The bizarre change in personalities doesn’t go unnoticed however. After a few chapters student council vice president Toranosuke Miyamura uncovers that the couple are able to shift bodies via smooching. Keen to investigate the phenomena Miyamura resurrects the defunct Supernatural Studies Club, as an excuse to have a clubroom where Yamada and Shiraishi can privately embrace without revealing their secret to the rest of the school. The plan goes awry though when a paranormal junkie named Miyabi Ito insists on joining the club. What shenanigans will Yamada’s powers cause and how will Ito’s unwanted presence hamper his body swapping routine? Only time will tell.
I have to say that I was very impressed with this inaugural volume in the Yamada-kun franchise. The artwork is decent, albeit a little cartoonier than some other mangas I have recently read, and the book itself is good value for money. The £6.39 paperback (£5.06 kindle edition) gives you almost two hundred pages worth of content to peruse, with each panel having a fair amount of dialogue to digest. I found Miki Yoshikawa’s comedy stylings to be thoroughly amusing and was relieved to see that the book didn’t become fixated with gender reversal gags. A more lowbrow title would have easily fallen into the trap of having all the jokes revolve around Yamada pervert-idly exploiting his situation.

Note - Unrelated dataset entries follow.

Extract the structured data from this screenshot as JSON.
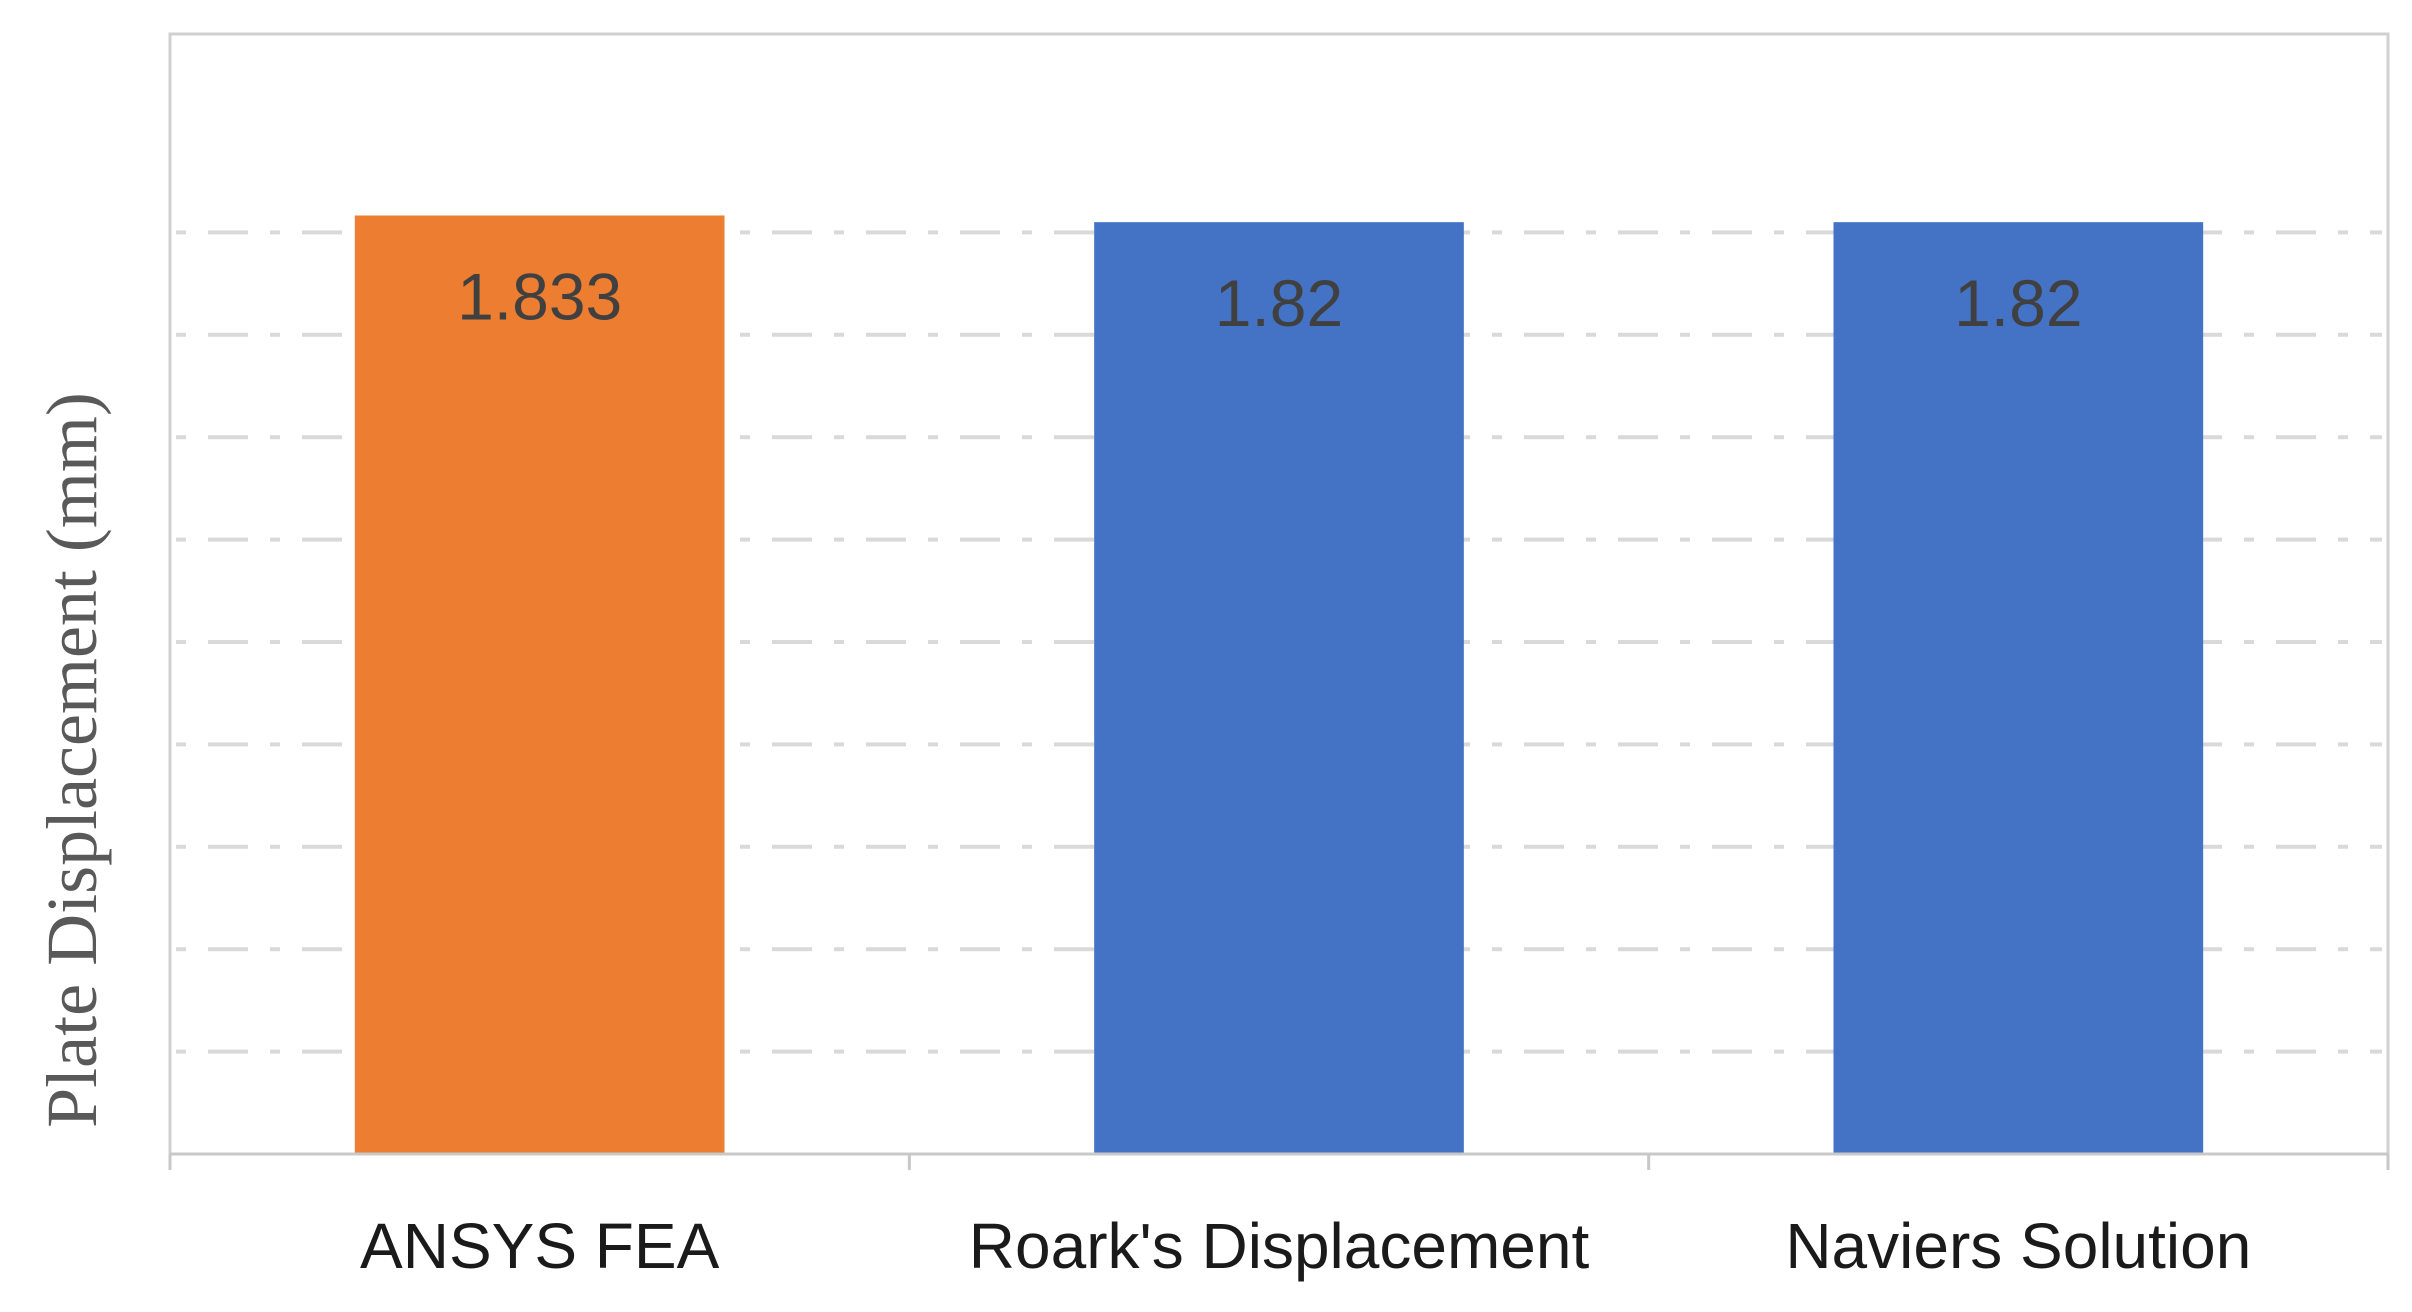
{
  "chart_data": {
    "type": "bar",
    "title": "",
    "xlabel": "",
    "ylabel": "Plate Displacement (mm)",
    "categories": [
      "ANSYS FEA",
      "Roark's Displacement",
      "Naviers Solution"
    ],
    "values": [
      1.833,
      1.82,
      1.82
    ],
    "data_labels": [
      "1.833",
      "1.82",
      "1.82"
    ],
    "bar_colors": [
      "#ED7D31",
      "#4472C4",
      "#4472C4"
    ],
    "ylim": [
      0,
      2
    ],
    "gridlines": [
      0.2,
      0.4,
      0.6,
      0.8,
      1.0,
      1.2,
      1.4,
      1.6,
      1.8
    ],
    "grid": true,
    "grid_style": "dashed",
    "legend": "none",
    "y_tick_labels_shown": false
  }
}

My rating for this first volume of Yamada-kun and the Seven Witches is four stars. Based on this strong start I am not surprised to learn that the manga has been adapted into both an anime and live action series. I enjoyed seeing how the leads overcome strife by propping up each other’s weaknesses and am keen to see what happens next. Could magic be responsible for the body swapping hijinks? No hints have been offered yet, aside from the cover showcasing Shiraishi in a witch’s garb. I’m also wondering how a potential Yamada/ Shiraishi romance would work. Given their predicament, should they get amorous wouldn’t they just end up kissing their own face? That’s almost as disturbing as spying an obese guy in a thong.